WILL U.S. TREASURY YIELDS SAG?

On 7 July, yields on U.S. treasury bonds fell to 1.32 percent, their lowest return since 18 February, the Wall Street Journal reported.
Investors grew skittish about the bumpy economic recovery and news from Israel that Pfizer’s COVID vaccine might not be thoroughly effective against the virus’s highly contagious Delta variant spreading around the world, the WSJ said.
Yields fall when bond prices are bid up, in this case by investors seeking security over risk.
In addition to setting borrowing costs across a range of markets, treasury yields also serve as a bellwether: long-term yields rise when the economic future looks bright and fall when that future darkens.
The yield rate dropped early in the 7 July trading session and failed to recover when the U.S. Federal Reserve released minutes of its Open Markets Committee meeting that day.
Some Fed officials are urging the bank to pare back its $120-billion monthly bond-buying campaign sooner than what is now planned because of the economic recovery’s progress, the minutes showed.
Ten-year treasury bond yields closed at 1.368 on 12 July.
TRENDPOST: Following today’s Labor Department’s consumer price index report which showed sharply rising inflation, the benchmark 10-year Treasury spiked 4.6 basis points to 1.412 percent as we go to press.  
The yield on the 30-year Treasury bond jumped 4.5 basis points to 2.038 percent. 
Thus, as goes inflation, so too go yields. 
TRENDPOST: U.S. consumers expect inflation to accelerate to a median 4.8 percent during the next 12 months, according to June’s Survey of Consumer Expectations, conducted by the Federal Reserve Bank of New York.

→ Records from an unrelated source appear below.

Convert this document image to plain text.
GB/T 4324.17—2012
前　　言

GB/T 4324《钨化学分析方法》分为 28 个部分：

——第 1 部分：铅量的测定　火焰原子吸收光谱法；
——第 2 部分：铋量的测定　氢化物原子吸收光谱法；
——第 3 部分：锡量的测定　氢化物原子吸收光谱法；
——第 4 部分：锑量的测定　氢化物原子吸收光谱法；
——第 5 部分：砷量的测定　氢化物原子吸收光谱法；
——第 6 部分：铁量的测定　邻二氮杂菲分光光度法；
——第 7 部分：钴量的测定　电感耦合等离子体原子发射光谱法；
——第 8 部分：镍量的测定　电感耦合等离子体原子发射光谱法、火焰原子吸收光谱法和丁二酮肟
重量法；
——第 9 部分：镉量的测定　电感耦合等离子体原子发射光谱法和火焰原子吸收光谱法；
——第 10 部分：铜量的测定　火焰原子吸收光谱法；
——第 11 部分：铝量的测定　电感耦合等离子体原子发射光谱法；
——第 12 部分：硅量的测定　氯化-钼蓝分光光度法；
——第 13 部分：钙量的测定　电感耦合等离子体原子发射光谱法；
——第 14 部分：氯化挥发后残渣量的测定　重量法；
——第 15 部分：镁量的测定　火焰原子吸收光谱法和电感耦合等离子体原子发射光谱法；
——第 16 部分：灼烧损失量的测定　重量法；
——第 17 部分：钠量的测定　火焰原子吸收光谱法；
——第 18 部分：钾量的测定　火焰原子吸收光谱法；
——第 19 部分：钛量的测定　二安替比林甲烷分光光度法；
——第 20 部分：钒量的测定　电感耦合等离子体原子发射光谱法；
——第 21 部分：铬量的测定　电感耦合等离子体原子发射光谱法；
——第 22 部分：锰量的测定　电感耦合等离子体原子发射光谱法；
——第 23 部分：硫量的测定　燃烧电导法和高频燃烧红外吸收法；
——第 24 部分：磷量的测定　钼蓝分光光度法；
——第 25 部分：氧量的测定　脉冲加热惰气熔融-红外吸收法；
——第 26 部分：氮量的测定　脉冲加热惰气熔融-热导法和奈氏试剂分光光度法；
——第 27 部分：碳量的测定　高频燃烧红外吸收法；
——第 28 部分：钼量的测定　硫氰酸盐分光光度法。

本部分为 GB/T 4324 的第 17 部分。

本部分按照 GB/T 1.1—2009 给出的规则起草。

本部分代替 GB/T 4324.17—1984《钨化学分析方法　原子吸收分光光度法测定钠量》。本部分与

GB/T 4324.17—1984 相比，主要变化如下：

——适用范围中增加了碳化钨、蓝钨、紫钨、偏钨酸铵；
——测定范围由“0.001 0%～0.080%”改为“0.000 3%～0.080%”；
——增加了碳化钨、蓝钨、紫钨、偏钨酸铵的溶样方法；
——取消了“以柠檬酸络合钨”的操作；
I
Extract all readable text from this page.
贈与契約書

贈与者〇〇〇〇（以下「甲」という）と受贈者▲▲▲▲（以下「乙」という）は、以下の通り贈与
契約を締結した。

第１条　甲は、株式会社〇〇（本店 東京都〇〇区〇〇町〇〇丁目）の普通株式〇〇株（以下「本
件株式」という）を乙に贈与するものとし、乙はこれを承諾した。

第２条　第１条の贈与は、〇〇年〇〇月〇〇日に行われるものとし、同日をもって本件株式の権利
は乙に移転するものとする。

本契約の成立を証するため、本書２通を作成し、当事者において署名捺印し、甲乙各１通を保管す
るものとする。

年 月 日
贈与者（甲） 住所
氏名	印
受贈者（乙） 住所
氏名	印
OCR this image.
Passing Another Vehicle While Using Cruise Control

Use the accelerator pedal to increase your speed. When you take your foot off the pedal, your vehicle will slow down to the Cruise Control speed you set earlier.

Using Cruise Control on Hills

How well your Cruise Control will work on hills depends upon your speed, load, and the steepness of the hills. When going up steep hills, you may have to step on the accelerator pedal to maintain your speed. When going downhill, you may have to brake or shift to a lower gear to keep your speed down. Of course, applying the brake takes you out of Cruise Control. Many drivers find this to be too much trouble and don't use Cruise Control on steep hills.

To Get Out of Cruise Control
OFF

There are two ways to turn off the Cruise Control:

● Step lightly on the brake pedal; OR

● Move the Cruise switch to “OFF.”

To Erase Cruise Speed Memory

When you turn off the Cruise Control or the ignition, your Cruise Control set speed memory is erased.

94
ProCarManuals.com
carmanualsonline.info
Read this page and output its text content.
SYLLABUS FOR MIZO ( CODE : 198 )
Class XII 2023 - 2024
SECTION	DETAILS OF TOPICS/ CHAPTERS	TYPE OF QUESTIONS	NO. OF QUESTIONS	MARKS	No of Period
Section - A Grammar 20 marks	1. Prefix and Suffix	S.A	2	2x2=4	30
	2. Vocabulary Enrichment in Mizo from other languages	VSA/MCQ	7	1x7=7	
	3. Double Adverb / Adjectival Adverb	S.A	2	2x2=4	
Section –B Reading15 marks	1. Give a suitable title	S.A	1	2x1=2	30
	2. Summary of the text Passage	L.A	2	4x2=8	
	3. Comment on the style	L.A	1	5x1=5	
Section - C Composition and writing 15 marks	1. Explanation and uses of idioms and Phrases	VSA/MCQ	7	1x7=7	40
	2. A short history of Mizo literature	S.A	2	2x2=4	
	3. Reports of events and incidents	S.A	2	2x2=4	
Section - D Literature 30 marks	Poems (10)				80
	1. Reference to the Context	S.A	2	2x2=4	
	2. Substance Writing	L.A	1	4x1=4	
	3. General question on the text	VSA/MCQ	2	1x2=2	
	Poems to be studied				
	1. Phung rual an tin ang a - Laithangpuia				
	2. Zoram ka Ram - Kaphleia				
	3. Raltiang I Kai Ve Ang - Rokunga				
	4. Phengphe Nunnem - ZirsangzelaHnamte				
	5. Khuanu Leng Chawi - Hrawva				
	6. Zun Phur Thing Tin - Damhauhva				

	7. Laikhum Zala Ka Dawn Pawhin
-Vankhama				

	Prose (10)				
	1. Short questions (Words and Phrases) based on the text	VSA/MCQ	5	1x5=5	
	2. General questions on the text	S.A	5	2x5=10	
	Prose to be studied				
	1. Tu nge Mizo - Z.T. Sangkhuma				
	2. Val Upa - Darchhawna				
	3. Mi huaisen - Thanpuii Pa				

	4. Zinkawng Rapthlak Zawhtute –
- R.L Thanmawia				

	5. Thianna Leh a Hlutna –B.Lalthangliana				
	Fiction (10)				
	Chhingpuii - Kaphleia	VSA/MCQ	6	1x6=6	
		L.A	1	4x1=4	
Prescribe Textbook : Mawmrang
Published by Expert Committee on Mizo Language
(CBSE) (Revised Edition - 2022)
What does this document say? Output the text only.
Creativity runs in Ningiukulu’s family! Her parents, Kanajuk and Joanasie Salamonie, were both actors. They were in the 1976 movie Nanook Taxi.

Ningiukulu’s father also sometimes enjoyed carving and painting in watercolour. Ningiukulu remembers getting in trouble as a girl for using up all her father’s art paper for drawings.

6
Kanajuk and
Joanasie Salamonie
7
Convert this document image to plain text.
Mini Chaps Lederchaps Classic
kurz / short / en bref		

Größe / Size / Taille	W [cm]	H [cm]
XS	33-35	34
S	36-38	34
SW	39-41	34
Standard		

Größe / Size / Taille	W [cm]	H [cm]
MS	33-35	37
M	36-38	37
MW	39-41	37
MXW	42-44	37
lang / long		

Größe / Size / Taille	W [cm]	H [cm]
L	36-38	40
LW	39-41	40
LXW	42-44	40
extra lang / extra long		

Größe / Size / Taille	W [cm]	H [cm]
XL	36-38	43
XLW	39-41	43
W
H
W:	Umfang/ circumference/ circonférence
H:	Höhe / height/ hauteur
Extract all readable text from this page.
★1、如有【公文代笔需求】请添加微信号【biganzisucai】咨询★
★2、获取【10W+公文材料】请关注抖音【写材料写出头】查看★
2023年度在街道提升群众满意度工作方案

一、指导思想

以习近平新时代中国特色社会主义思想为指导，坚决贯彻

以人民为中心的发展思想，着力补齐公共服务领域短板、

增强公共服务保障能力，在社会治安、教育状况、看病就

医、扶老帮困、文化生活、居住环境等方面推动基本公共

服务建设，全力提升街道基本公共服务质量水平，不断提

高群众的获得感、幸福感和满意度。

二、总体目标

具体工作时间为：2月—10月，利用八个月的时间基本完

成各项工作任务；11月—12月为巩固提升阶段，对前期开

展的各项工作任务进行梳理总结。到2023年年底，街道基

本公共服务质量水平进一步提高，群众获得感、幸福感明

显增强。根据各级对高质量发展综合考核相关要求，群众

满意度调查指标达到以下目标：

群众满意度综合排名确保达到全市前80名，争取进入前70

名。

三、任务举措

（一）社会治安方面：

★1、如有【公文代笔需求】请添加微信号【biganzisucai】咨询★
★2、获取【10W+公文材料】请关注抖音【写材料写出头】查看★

Consumers polled a median of 4.0 percent in May.
June’s figure is the highest since the bank began the survey in 2013. 
Consumers’ view of inflation over the next three years remained unchanged in June at 3.6 percent.
Wages will rise an average of 2.6 percent this year, according to survey respondents, which is below the inflation rate. 
People responding to the poll expect home prices to rise 6.2 percent this year, although the level of uncertainty around that forecast was the highest in the survey’s history.
Officials of the U.S. Federal Reserve continue to insist that inflation’s current pace is temporary and will recede as supply bottlenecks are resolved and consumers’ pent-up demands are satisfied.
The Fed has said that inflation will settle at no more than 3 percent later this year and fall to 2.1 percent in 2022.